In his last assignment, he wore two hats: That of Managing Editor at Forbes India and Editor at ForbesLife India. As part of the leadership team, his mandate was to create a distinctive business title in a market many thought was saturated. When Forbes India was finally launched after much brainstorming and thinking through, it broke through the ranks and got to be recognized as the most influential business magazine in the country. He did much the same thing with ForbesLife India where he broke from convention and launched the title to critical acclaim.

Before that, he was National Technology Editor and National Business Editor at the Times of India, during the great newspaper wars of 2005. He was part of the team that ensured Times of India maintained top dog status in Mumbai on the face of assaults by DNA and Hindustan Times.

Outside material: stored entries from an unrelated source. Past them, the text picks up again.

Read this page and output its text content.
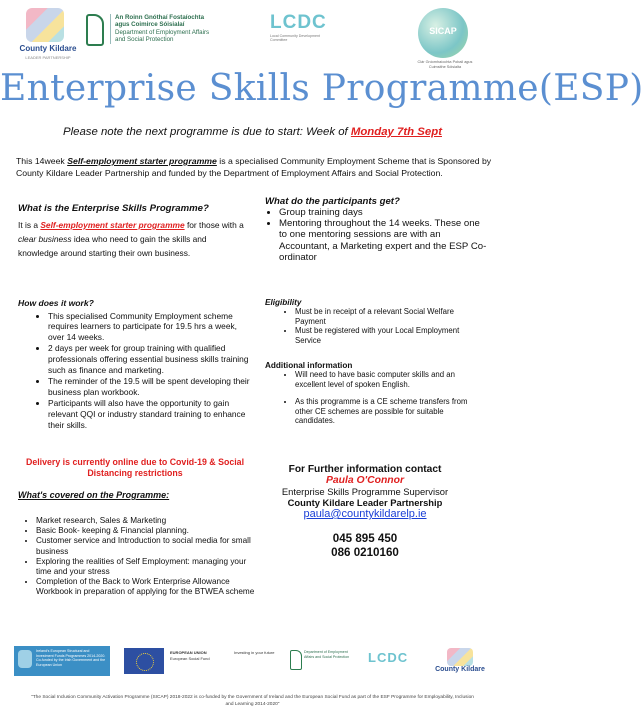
County Kildare
LEADER PARTNERSHIP
An Roinn Gnóthaí Fostaíochta
agus Coimirce Sóisialaí
Department of Employment Affairs
and Social Protection
LCDC
Local Community Development Committee
SICAP
Clár Gníomhaíochta Pobail agus Cuimsithe Sóisialta
Enterprise Skills Programme(ESP)
Please note the next programme is due to start: Week of Monday 7th Sept
This 14week Self-employment starter programme is a specialised Community Employment Scheme that is Sponsored by County Kildare Leader Partnership and funded by the Department of Employment Affairs and Social Protection.
What is the Enterprise Skills Programme?

It is a Self-employment starter programme for those with a clear business idea who need to gain the skills and knowledge around starting their own business.

What do the participants get?
• Group training days
• Mentoring throughout the 14 weeks. These one to one mentoring sessions are with an Accountant, a Marketing expert and the ESP Co-ordinator
How does it work?
• This specialised Community Employment scheme requires learners to participate for 19.5 hrs a week, over 14 weeks.
• 2 days per week for group training with qualified professionals offering essential business skills training such as finance and marketing.
• The reminder of the 19.5 will be spent developing their business plan workbook.
• Participants will also have the opportunity to gain relevant QQI or industry standard training to enhance their skills.
Eligibility
• Must be in receipt of a relevant Social Welfare Payment
• Must be registered with your Local Employment Service
Additional information
• Will need to have basic computer skills and an excellent level of spoken English.
• As this programme is a CE scheme transfers from other CE schemes are possible for suitable candidates.
Delivery is currently online due to Covid-19 & Social Distancing restrictions
What's covered on the Programme:
• Market research, Sales & Marketing
• Basic Book- keeping & Financial planning.
• Customer service and Introduction to social media for small business
• Exploring the realities of Self Employment: managing your time and your stress
• Completion of the Back to Work Enterprise Allowance Workbook in preparation of applying for the BTWEA scheme
For Further information contact
Paula O'Connor
Enterprise Skills Programme Supervisor
County Kildare Leader Partnership
paula@countykildarelp.ie
045 895 450
086 0210160
Ireland's European Structural and Investment Funds Programmes 2014-2020. Co-funded by the Irish Government and the European Union
EUROPEAN UNION
European Social Fund
Investing in your future	Department of Employment Affairs and Social Protection	LCDC
County Kildare
"The Social Inclusion Community Activation Programme (SICAP) 2018-2022 is co-funded by the Government of Ireland and the European Social Fund as part of the ESF Programme for Employability, Inclusion and Learning 2014-2020"
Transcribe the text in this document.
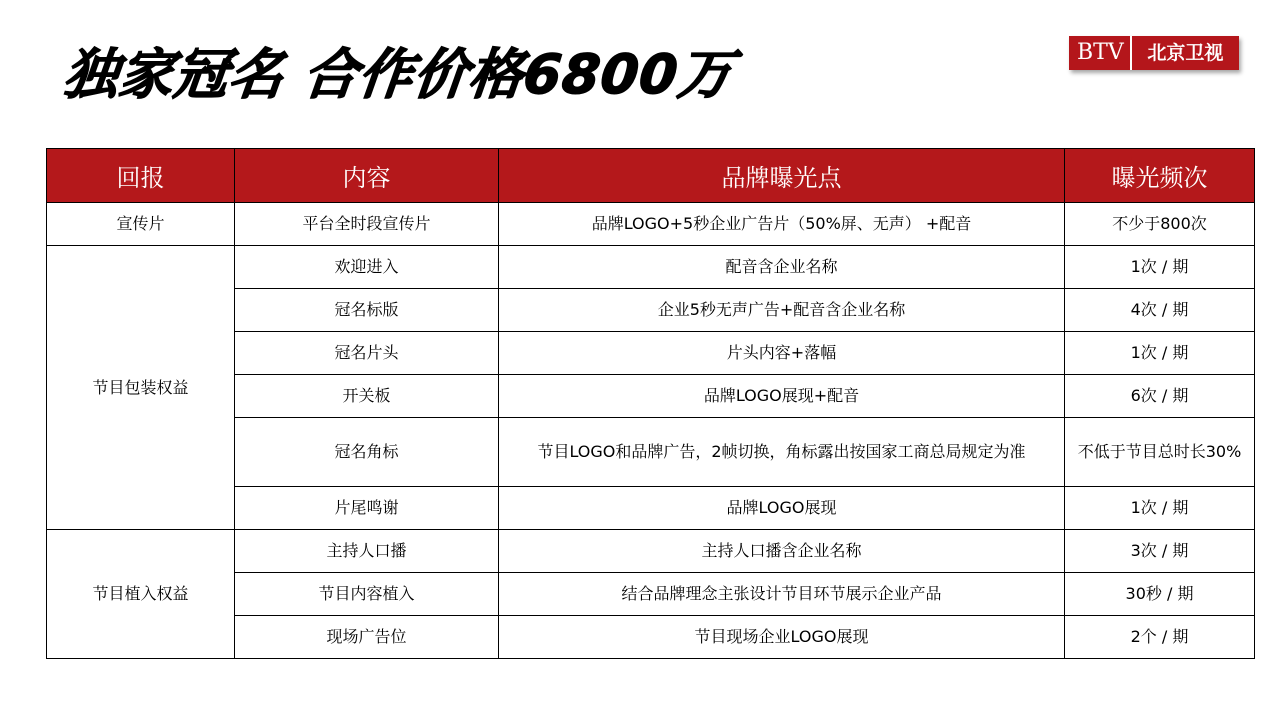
独家冠名 合作价格6800万	BTV	北京卫视
回报	内容	品牌曝光点	曝光频次
宣传片	平台全时段宣传片	品牌LOGO+5秒企业广告片（50%屏、无声） +配音	不少于800次
节目包装权益	欢迎进入	配音含企业名称	1次 / 期
	冠名标版	企业5秒无声广告+配音含企业名称	4次 / 期
	冠名片头	片头内容+落幅	1次 / 期
	开关板	品牌LOGO展现+配音	6次 / 期
	冠名角标	节目LOGO和品牌广告，2帧切换，角标露出按国家工商总局规定为准	不低于节目总时长30%
	片尾鸣谢	品牌LOGO展现	1次 / 期
节目植入权益	主持人口播	主持人口播含企业名称	3次 / 期
	节目内容植入	结合品牌理念主张设计节目环节展示企业产品	30秒 / 期
	现场广告位	节目现场企业LOGO展现	2个 / 期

His first big gig came in his late twenties when German media house Vogel Burda marked its India debut with CHIP a wildly popular technology magazine. He was appointed Editor and given a free run to create what he wanted. During this stint, he worked and interacted with all of Vogel Burda's various newsrooms across Europe and Asia.

Charles holds a Masters in Economics from Mumbai Universtity and an MBA in Finance. Along the way he earned the Madhu Valluri Award for Excellence in Journalism and the Polestar Award for Excellence in Business Journalism.

In his spare time, he reads voraciously across the board, but is biased towards psychology and the social sciences. He dabbles in various things that catch his fancy at various points. But as fancies go, many evaporate as often as they fall on him.